James Allen, aka Rusty Nails, hosted a run of children’s shows in the Portland area for 16 years. Allen passed away in 2015. He would have been 89 years old this week. 

The red-haired clown was a touchstone for a generation of baby boomers, including “The Simpsons” creator Matt Groening. 

Groening, who grew up in Portland, would use his childhood memory of Rusty as inspiration for his cartoon masterpiece.

Except that Rusty Nails was nothing like the larger-than-life, boozy Krusty the Clown. 

“[Rusty Nails] was very nice … a very sweet clown,” said Groening in the book “Planet Simpson.”

“But he had that name, Rusty Nails, which I found incredibly disturbing as a child because you know you’re supposed to avoid Rusty Nails,” Groening said.

A collection of rarely seen photographs (and some promotional material) of Rusty Nails from the archives of Georgia Allen. 

On television, Rusty Nails would entertain his young audience with skits, songs, performances and of course cartoons, which he would bring to life in interesting ways. One of his frequent guests was fellow Oregonian Mel Blanc. 

Rusty Nails’ local celebrity grew after his show ended.

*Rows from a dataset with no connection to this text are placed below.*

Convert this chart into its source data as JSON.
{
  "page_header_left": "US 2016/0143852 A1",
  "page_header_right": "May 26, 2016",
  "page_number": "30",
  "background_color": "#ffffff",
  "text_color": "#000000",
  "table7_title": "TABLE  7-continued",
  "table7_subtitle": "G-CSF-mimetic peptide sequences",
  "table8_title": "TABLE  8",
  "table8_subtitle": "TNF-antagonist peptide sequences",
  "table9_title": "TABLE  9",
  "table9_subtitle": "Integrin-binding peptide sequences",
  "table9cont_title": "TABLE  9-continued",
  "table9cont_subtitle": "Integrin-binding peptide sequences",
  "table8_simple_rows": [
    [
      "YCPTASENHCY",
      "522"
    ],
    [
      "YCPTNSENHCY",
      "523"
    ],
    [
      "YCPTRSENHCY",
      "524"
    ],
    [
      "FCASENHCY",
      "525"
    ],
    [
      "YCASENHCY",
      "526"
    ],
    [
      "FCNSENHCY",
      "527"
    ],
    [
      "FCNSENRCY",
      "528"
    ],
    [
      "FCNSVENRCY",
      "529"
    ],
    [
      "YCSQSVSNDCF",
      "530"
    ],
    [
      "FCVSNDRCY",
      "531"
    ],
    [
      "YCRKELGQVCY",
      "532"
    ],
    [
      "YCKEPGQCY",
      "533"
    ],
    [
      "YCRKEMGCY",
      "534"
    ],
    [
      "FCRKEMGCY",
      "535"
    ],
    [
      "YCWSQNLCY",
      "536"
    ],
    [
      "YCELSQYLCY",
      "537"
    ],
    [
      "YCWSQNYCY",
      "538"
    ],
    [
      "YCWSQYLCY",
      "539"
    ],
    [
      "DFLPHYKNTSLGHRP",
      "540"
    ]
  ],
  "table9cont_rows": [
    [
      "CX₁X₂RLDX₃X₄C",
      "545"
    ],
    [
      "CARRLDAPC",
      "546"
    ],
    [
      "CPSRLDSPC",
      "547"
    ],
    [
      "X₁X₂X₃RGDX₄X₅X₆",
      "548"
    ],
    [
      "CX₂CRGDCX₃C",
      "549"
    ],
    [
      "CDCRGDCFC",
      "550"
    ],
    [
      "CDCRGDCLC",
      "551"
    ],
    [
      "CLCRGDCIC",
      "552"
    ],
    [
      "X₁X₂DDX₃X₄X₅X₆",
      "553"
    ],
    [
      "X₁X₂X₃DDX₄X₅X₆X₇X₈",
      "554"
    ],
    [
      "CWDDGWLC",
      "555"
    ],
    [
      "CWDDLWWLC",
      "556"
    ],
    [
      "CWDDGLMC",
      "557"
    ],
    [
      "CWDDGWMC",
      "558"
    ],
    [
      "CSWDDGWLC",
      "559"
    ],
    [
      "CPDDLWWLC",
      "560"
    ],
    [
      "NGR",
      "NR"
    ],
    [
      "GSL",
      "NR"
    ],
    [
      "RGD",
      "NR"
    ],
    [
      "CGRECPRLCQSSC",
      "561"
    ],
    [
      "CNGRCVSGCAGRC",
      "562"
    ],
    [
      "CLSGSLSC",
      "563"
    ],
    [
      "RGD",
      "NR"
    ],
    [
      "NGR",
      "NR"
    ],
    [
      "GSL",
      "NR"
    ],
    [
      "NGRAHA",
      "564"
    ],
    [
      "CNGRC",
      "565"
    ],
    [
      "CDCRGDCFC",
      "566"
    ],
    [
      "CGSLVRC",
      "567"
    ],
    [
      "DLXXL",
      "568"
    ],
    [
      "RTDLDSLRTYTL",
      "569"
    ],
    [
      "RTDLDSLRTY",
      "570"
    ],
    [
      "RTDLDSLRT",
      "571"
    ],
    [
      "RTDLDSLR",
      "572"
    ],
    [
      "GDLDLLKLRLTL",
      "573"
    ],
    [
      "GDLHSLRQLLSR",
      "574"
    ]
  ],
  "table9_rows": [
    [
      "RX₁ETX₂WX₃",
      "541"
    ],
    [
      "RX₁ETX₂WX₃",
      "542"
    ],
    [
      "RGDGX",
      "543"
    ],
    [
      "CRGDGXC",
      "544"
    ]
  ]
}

He could be found performing in grocery stores thanks to his longtime sponsorship with Alpenrose. 

Rusty Nails was also a regular at the Rose Festival and county fairs around the region. He took his act to Sunday schools and Bible studies. James Allen was an ordained Baptist Minster.

It’s a bit strange that his legacy is intertwined with the bitter Krusty the Clown. Unlike Krusty, Rusty was loved by his community and not just by his TV audience.